Bald faced hornets are found throughout the United States.
Bald-faced hornets have never heard of recycling. They don't believe in reusing their nests the next year. Nests are gray and full of many compartments, with a papery outer covering. They are hung near the ground or else very high, in trees, shrubs, vines, overhangs, sheds, or utility poles. Depending on how outgoing the hornets are, they nest in the open or well-hidden. Nests can be as long as 24 inches, with a diameter of 14 inches.
Snow-queen: only the newly-hatched queen survives the winter. She hibernates somewhere protected, while the rest of the colony dies. They are fairly sociable, unless you disturb the nest or aggravate them. Queens lay fertilized eggs, while workers consist of sterile females, and males that hatch from unfertilized eggs in late summer.
In spring, the new queen builds a nest from chewed wood. Talk about building an entire colony from scratch; that's exactly what she has to do. The queen must lay an egg in each compartment or cell, and then raise the first offspring herself. She feeds the larvae protein from flower nectar and other insects. It takes a whole month for the first workers to emerge, but they get right down to work, taking over the feeding and nest building so the queen can concentrate on her egg laying. Once the nest is finished, it will have 3-5 combs or clusters (of several hundred cells each), which are attached one below the other. At its peak, the nest will be buzzing with 100-400 workers. When the colony goes into decline, larger cells are built to raise new queens and males, which will leave the nest to mate.
Bald is beautiful — not harmful. Although having a nest nearby may be pesky, they actually eat many pest insects you'd rather not deal with.
As these insects sting protecting their nest, special handling is required. In some cases, it is best to perform treatment at night when the insects are in their nest. Aerosol or dust products are the most effective. In some cases, the applicator should wear protective equipment, as poor technique can aggravate the insects and provoke them to sting.

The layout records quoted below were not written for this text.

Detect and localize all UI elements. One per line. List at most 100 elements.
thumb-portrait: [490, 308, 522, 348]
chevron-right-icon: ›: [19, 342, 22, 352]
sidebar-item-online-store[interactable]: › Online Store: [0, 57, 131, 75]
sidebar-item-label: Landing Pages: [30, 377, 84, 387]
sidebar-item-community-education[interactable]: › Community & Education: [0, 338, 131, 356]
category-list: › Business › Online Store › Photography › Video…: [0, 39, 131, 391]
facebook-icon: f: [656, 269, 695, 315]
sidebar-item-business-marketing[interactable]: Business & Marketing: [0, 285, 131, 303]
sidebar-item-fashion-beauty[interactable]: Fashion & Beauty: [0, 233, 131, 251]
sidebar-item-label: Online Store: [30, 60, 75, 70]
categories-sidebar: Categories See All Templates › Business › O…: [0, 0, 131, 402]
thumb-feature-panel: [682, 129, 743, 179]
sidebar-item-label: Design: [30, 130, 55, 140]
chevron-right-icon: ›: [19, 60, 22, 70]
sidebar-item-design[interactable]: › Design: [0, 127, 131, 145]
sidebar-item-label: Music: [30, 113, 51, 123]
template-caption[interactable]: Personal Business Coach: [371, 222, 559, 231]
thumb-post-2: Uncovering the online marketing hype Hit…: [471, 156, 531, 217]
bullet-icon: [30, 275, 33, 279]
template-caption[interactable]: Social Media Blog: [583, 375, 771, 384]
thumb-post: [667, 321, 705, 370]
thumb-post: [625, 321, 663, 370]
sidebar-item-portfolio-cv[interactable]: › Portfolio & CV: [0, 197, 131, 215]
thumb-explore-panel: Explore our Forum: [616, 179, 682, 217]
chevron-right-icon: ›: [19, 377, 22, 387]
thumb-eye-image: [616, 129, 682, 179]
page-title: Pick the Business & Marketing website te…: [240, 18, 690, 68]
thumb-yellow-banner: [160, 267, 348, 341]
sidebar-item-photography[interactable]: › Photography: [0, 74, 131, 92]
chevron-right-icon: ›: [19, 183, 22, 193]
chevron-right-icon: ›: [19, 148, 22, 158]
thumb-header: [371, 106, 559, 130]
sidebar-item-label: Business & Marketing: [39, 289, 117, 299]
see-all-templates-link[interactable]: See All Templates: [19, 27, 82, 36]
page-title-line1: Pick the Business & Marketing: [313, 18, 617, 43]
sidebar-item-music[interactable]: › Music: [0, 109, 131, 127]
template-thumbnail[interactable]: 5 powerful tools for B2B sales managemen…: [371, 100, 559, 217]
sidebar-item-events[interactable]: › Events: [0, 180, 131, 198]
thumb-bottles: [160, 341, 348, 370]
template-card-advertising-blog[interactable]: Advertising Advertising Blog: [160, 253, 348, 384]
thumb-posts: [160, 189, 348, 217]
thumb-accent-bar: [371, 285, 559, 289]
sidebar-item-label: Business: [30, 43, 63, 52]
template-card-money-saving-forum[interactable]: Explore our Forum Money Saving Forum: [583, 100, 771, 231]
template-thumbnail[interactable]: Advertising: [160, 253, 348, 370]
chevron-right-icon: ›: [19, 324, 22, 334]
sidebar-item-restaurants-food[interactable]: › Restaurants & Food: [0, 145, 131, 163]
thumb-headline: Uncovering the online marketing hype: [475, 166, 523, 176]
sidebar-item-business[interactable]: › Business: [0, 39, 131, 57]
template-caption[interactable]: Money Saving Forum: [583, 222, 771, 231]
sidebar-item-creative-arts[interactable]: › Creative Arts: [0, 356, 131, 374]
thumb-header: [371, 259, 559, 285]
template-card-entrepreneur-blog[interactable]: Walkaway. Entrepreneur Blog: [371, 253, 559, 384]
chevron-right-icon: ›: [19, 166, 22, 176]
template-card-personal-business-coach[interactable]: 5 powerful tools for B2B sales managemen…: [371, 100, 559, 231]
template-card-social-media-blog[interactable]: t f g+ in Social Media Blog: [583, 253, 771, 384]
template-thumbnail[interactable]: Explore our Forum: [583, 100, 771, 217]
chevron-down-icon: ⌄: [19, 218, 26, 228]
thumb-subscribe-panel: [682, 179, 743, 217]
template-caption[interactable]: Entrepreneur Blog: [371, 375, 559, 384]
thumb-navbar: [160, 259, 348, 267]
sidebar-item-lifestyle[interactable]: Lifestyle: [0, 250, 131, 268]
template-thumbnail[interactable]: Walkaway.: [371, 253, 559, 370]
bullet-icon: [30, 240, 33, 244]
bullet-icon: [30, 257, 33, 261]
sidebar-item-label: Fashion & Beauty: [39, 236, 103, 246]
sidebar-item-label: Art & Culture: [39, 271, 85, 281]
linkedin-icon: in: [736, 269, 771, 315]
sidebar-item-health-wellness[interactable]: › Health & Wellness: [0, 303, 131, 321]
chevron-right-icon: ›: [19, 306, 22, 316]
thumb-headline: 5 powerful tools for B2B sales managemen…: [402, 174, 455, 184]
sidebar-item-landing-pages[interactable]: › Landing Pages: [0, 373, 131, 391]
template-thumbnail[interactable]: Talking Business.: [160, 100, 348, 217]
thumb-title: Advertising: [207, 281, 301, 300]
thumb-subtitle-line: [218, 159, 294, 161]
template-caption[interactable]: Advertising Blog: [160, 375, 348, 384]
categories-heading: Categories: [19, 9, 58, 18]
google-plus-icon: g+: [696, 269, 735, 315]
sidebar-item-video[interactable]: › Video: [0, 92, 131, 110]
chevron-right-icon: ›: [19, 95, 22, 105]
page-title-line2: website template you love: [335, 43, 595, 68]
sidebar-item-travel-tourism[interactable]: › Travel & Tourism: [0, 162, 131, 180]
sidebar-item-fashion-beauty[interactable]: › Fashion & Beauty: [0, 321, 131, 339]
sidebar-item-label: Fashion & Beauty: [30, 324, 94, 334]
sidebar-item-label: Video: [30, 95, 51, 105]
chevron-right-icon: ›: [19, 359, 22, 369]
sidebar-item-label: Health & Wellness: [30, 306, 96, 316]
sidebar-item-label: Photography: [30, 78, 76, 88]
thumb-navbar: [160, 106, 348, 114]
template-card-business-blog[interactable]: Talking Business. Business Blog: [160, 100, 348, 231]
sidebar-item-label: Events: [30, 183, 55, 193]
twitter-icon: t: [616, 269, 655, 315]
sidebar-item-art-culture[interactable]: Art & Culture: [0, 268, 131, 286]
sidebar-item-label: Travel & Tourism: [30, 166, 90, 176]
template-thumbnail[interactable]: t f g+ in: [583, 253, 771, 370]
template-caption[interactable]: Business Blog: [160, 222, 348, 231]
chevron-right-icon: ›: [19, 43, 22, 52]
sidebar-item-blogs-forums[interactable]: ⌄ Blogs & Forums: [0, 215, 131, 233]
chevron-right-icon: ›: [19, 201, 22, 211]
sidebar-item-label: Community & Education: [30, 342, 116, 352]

Sometimes the property owner may not be able to eliminate the nest, as it is generally inaccessible and contact with control material is necessary.
Professional exterminators, however, are equipped with protective bee-suits, appropriate control measures and application equipment that ensure overall safety. Once the insects have been controlled, entry points in the structure should be sealed if nest was located there.
If you attempt to control these insects and make an application, be sure it is registered for the target pest/location. Read the entire label prior to use. Follow all label directions, restrictions, and precautions.